Analysis of variance (ANOVA) is a technique that is used to examine the differences among the means for two or more populations. In analysis of variance (ANOVA), the null hypothesis is always assumed as the fact that there is no significant difference in the means of the populations being examined.
Statistics Solutions is the country's leader in analysis of variance and statistical consulting. Contact Statistics Solutions today for a free 30-minute consultation.
Analysis of variance (ANOVA) should always have an interval or a ratio scaled dependent variable and one or more categorical independent variables. In analysis of variance (ANOVA), the categorical independent variables are generally called factors. A particular combination of factor levels or categories is often designated as treatments in analysis of variance (ANOVA).

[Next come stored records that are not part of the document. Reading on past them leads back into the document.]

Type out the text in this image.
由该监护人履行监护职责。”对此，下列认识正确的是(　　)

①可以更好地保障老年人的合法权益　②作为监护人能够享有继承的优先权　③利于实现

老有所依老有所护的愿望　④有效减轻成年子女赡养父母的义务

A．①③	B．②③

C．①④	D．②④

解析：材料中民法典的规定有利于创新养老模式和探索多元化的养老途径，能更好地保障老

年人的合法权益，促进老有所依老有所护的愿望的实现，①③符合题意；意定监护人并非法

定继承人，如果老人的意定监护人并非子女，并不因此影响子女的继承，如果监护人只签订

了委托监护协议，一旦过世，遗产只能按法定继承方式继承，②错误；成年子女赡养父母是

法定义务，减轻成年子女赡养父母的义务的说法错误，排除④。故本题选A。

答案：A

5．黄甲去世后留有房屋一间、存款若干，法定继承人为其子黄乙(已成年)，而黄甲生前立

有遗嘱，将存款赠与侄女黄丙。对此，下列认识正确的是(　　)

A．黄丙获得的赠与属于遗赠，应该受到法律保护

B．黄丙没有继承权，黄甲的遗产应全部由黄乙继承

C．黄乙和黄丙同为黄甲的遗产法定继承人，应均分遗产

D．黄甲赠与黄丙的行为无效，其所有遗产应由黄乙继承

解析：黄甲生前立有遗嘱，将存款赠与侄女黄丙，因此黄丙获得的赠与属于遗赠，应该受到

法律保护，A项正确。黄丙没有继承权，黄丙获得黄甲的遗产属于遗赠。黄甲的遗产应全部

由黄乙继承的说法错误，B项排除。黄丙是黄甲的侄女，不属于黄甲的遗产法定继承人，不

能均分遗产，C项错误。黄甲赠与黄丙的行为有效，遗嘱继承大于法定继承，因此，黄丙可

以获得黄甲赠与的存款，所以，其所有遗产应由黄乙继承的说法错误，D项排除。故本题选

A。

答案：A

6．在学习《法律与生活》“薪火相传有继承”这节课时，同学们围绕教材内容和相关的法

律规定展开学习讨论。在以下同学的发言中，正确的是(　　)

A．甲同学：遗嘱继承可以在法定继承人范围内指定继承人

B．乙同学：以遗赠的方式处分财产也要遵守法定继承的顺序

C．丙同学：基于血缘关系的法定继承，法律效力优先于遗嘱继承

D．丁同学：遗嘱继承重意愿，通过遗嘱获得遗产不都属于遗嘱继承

An analysis of variance (ANOVA) technique consists of only one categorical independent variable. This single factor is used in a technique that is called one way analysis of variance (ANOVA). On the other hand, if an analysis of variance (ANOVA) technique consists of two or more than two categorical independent variables or factors, then that technique is called n way analysis of variance (ANOVA). Here, the term ‘n’ denotes the number of factors in analysis of variance (ANOVA).
Thus, there are two techniques of analysis of variance (ANOVA). The technique called one way analysis of variance (ANOVA) can be used to understand the variation in the brand evaluation exposed to different types of commercials. One way analysis of variance (ANOVA) can also be used to understand the difference of attitudes among the retailers, wholesalers and agents towards the distribution policy of a particular firm.
So, in general, the technique of one way analysis of variance (ANOVA) is a useful technique to test the similarity of means at one time by usage of their respective variances. It is for this reason that analysis of variance (ANOVA) has its name.
The F test statistic used in analysis of variance (ANOVA) is nothing but the ratio of the sample variances. This test in analysis of variance (ANOVA) is basically done to test the statistical significance of the variability of the components. In other words, we can say that this test is a measure of variance that is used in analysis of variance (ANOVA).
The n-way of analysis of variance (ANOVA) can be used in understanding the variation in the consumer’s intentions to buy a particular brand of product with respect to different levels of price and different levels of distribution. In the field of psychology, the n-way of analysis of variance (ANOVA) can be used in understanding the affect of the consumption of a particular brand in terms of the educational level of a person and the age of that person. This technique of analysis of variance (ANOVA) also helps in understanding the interaction in the levels of advertisement and the price level of the brand.
There are major assumptions that the researcher must follow while conducting analysis of variance (ANOVA). In analysis of variance (ANOVA), the sample drawn from the population must be independent of each other. The sample drawn from the population is assumed to be a normal population in analysis of variance (ANOVA). The variances in analysis of variance (ANOVA) should always be homogeneous in nature.
The following are the steps involved in conducting analysis of variance (ANOVA):
The first and foremost step in analysis of variance (ANOVA) is to identify the dependent and the independent variables. The next step is to disintegrate the total variation in analysis of variance (ANOVA). The third step involves the measurement of the effects while conducting analysis of variance (ANOVA). The fourth step is to test the significance in the analysis of variance (ANOVA). And the last step is to interpret the results obtained after the analysis of variance (ANOVA).